Il faut entendre par là tout acte, au sens d’écrit, qui émane soit du défunt luimême, soit d’un tiers agissant pour le compte du défunt ou dans l’intérêt de celui-ci, et qui révèle de façon certaine que certains biens ou des valeurs déterminées ont été la propriété du défunt.
Les actes et écrits peuvent être divisés en deux groupes6:
1. les actes ou écrits qui peuvent être invoqués comme constituant dans le chef du défunt la preuve de son droit de propriété tels que:
l’acte d’achat d’un bien (meuble ou immeuble),l’acte de vente de biens en ce qu’il révèle l’encaissement d’un prix,le bordereau d’achat de titres,un acte dans lequel un tiers se déclare débiteur d’une certaine somme envers le défunt,un jugement dans lequel un tiers est condamné à payer une somme au défunt ;2. les actes ou écrits qui affirment ou impliquent la propriété du défunt, tels que:
le dépôt à découvert de titres dans une banque au nom du défunt,l’acte de nantissement d’un titre,l’acte de dépossession d’un titre,l’acte d’affectation en hypothèque d’un immeuble,le contrat d’assurance en ce qui concerne les biens assurés en qualité de propriétaire de ces biens,la déclaration de succession déposée par le défunt constatant ce qu’il a recueilli.Il faut également ajouter les extraits de comptes ou opérations (tant inscrites au débit qu’au crédit) découvertes par le biais des enquêtes prévues par l’article 100 du Code des droits de succession.

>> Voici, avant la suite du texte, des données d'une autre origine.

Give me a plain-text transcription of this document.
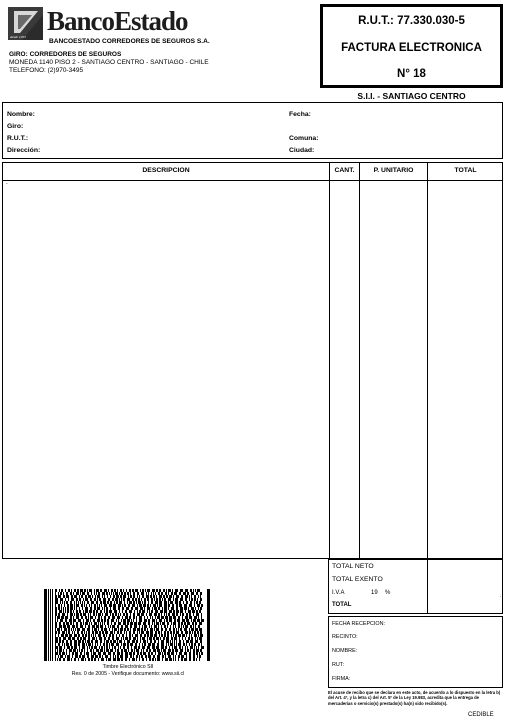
desde 1953
BancoEstado
BANCOESTADO CORREDORES DE SEGUROS S.A.
GIRO: CORREDORES DE SEGUROS
MONEDA 1140 PISO 2 - SANTIAGO CENTRO - SANTIAGO - CHILE
TELEFONO: (2)970-3495
R.U.T.: 77.330.030-5
FACTURA ELECTRONICA
N° 18
S.I.I. - SANTIAGO CENTRO
Nombre:
Giro:
R.U.T.:
Dirección:
Fecha:
Comuna:
Ciudad:
DESCRIPCION	CANT.	P. UNITARIO	TOTAL
.
TOTAL NETO
TOTAL EXENTO
I.V.A	19 %
TOTAL
.
FECHA RECEPCION:
RECINTO:
NOMBRE:
RUT:
FIRMA:
El acuse de recibo que se declara en este acto, de acuerdo a lo dispuesto en la letra b) del Art. 4º, y la letra c) del Art. 5º de la Ley 19.983, acredita que la entrega de mercaderías o servicio(s) prestado(s) ha(n) sido recibido(s).
CEDIBLE
Timbre Electrónico SII
Res. 0 de 2005 - Verifique documento: www.sii.cl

La présomption légale de l’article 108 du Code des droits de succession n’est applicable que lorsque le droit de propriété du défunt ressort d’un écrit. Il ne suffit pas que l’acte ou l’écrit laisse apparaître une présomption de propriété.
La date de l’acte établissant l’existence de biens n’a, en principe, aucune importance.
Il y a cependant une exception: lorsque les actes ou écrits révèlent l’existence de biens auxquels s’applique l’article 2279 du Code civil (p. ex., biens meubles corporels, numéraire, titres au porteur), la présomption légale de l’article 108 ne peut être invoquée que si l’acte ne remonte pas à plus de trois ans avant le décès.
Cette exception est très importante, car c’est surtout pour obtenir la déclaration de biens meubles corporels, d’argent comptant et de titres au porteur que l’administration éprouve le plus de difficulté. Elle invoque l’article 108 du Code des droits de succession qui tend essentiellement à établir l’existence de ces biens dans la succession, sans qu’elle soit tenue de fournir la moindre autre preuve.
Lorsqu’il s’agit de ces biens et que l’acte dont ils font l’objet remonte à plus de trois ans avant le décès, cet acte ne peut plus être invoqué que comme présomption simple conformément à l’article 105 du Code des droits de succession.
La présomption légale contenue dans l’article 108 du Code des droits de succession est une présomption légale juris tantum. Elle admet donc la preuve contraire.
Que doivent précisément prouver les ayants droit?
Ils doivent démontrer soit que les biens n’ont jamais appartenu au défunt – c’est-à-dire prouver que ces biens ne lui appartenaient pas, même pas au moment de l’acte qui établit la présomption – soit que les biens n’existaient plus dans le patrimoine du défunt au moment du décès.
Quant aux biens dont la propriété se transmet par la simple tradition (biens visés par l’article 2279 C. civ.), la présomption sera renversée si les intéressés établissent soit que ces biens n’étaient plus en possession du défunt lors de son décès (qu’ils étaient consommés), soit qu’ils se trouvent dans la succession sous une autre forme et que c’est sous cette forme qu’ils ont été déclarés (réemploi). Il s’agit d’un fait matériel (changement de possession) qui peut être prouvé par tous moyens.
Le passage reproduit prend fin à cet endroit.